Bonaventure Lendambi

Personal information
- Full name: Bonaventure Lendambi
- Date of birth: November 14, 2005 (age 20)
- Place of birth: Brazzaville, Republic of Congo
- Height: 1.84 m (6 ft 0 in)

Team information
- Current team: Västerås SK

Senior career*
- Years: Team / Apps / (Gls)
- - 2025: AS Jeunesse Unie de Kintélé [lt] /  / (14)
- 2025- 2026: Grassrunners
- 2026: Schwarz-Weiß Bregenz
- 2026 -: Västerås SK /  / (2)

International career
- 2024: Republic of Congo / 2 / (1)
- 2024: Congo U20

= Bonaventure Lendambi =

Congolese footballer

Bonaventure Lendambi (born 14 November 2005) is a Congolese professional footballer who plays as a forward for Swedish club Västerås SK and the Republic of the Congo national team.

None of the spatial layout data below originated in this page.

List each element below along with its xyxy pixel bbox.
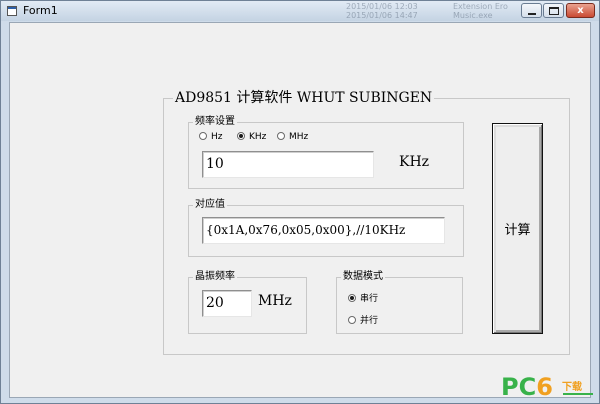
calculate-button[interactable]: 计算	[492, 123, 543, 334]
watermark-logo: PC6	[501, 373, 553, 401]
close-icon: x	[577, 5, 584, 16]
background-window-text: 2015/01/06 12:03	[346, 2, 418, 11]
title-bar[interactable]: Form1 2015/01/06 12:03 2015/01/06 14:47 …	[1, 1, 599, 21]
watermark-pc: PC	[501, 373, 537, 401]
frequency-input[interactable]: 10	[202, 151, 374, 178]
crystal-frequency-group: 晶振频率 20 MHz	[188, 270, 307, 334]
corresponding-value-group: 对应值 {0x1A,0x76,0x05,0x00},//10KHz	[188, 198, 464, 257]
minimize-icon	[528, 13, 536, 15]
corresponding-value-title: 对应值	[193, 198, 227, 212]
frequency-setting-group: 频率设置 Hz KHz MHz 10 KHz	[188, 115, 464, 189]
application-window: Form1 2015/01/06 12:03 2015/01/06 14:47 …	[0, 0, 600, 404]
radio-khz-label: KHz	[249, 132, 267, 142]
form-client-area: AD9851 计算软件 WHUT SUBINGEN 频率设置 Hz KHz MH…	[9, 22, 591, 398]
maximize-icon	[549, 7, 559, 15]
radio-serial-circle[interactable]	[348, 294, 356, 302]
frequency-setting-title: 频率设置	[193, 115, 237, 129]
close-button[interactable]: x	[566, 3, 595, 18]
corresponding-value-output[interactable]: {0x1A,0x76,0x05,0x00},//10KHz	[202, 217, 445, 244]
frequency-unit-label: KHz	[399, 154, 430, 170]
crystal-frequency-input[interactable]: 20	[202, 290, 252, 317]
data-mode-group: 数据模式 串行 并行	[336, 270, 463, 334]
watermark-underline	[563, 393, 593, 395]
watermark-six: 6	[536, 373, 553, 401]
minimize-button[interactable]	[521, 3, 542, 18]
crystal-frequency-unit-label: MHz	[258, 293, 292, 309]
radio-mhz-circle[interactable]	[277, 132, 285, 140]
radio-khz[interactable]: KHz	[237, 132, 266, 143]
radio-mhz-label: MHz	[289, 132, 309, 142]
radio-khz-circle[interactable]	[237, 132, 245, 140]
radio-hz[interactable]: Hz	[199, 132, 223, 143]
radio-mhz[interactable]: MHz	[277, 132, 308, 143]
main-group-title: AD9851 计算软件 WHUT SUBINGEN	[173, 89, 435, 107]
radio-serial[interactable]: 串行	[348, 294, 378, 305]
radio-parallel-label: 并行	[360, 316, 379, 326]
data-mode-title: 数据模式	[341, 270, 385, 284]
crystal-frequency-title: 晶振频率	[193, 270, 237, 284]
background-window-text: Extension Ero	[453, 2, 508, 11]
window-title: Form1	[23, 4, 58, 17]
watermark-download-text: 下载	[562, 382, 582, 393]
radio-hz-circle[interactable]	[199, 132, 207, 140]
background-window-text: 2015/01/06 14:47	[346, 11, 418, 20]
maximize-button[interactable]	[543, 3, 564, 18]
radio-hz-label: Hz	[211, 132, 223, 142]
radio-parallel[interactable]: 并行	[348, 316, 378, 327]
app-icon[interactable]	[7, 6, 17, 16]
background-window-text: Music.exe	[453, 11, 493, 20]
calculate-button-label: 计算	[504, 223, 531, 238]
radio-serial-label: 串行	[360, 294, 379, 304]
radio-parallel-circle[interactable]	[348, 316, 356, 324]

== Early life and career ==

=== Club career ===
Lendambi began his senior career with AS Jeunesse Unie de Kintélé in the Republic of the Congo. During the 2023–24 season, he scored 14 goals and finished as the leading scorer in the Congolese top flight.

In January 2025, Lendambi moved to Nigeria to join Nigeria Nationwide League side, Grassrunners and helped the Ikenne-based team to win the 2025 Asaba Super Cup, scoring four goals during the tournament, including the winning goal in the final.

In February 2026, Lendambi moved to Austrian second-tier side, Schwarz-Weiß Bregenz.

Later in 2026, Lendambi joined Swedish club Västerås SK and was handed the number 16 shirt.

Lendambi represented the Republic of the Congo at under-20 level during the 2024 UNIFFAC U-20 tournament. His performances helped Congo reach the final of the competition. He made his senior international debut for the Republic of the Congo in December 2024 during the 2024 African Nations Championship qualification against Equatorial Guinea and scored in the second leg, which Congo won 3–0, although Equatorial Guinea advanced 4–3 on aggregate.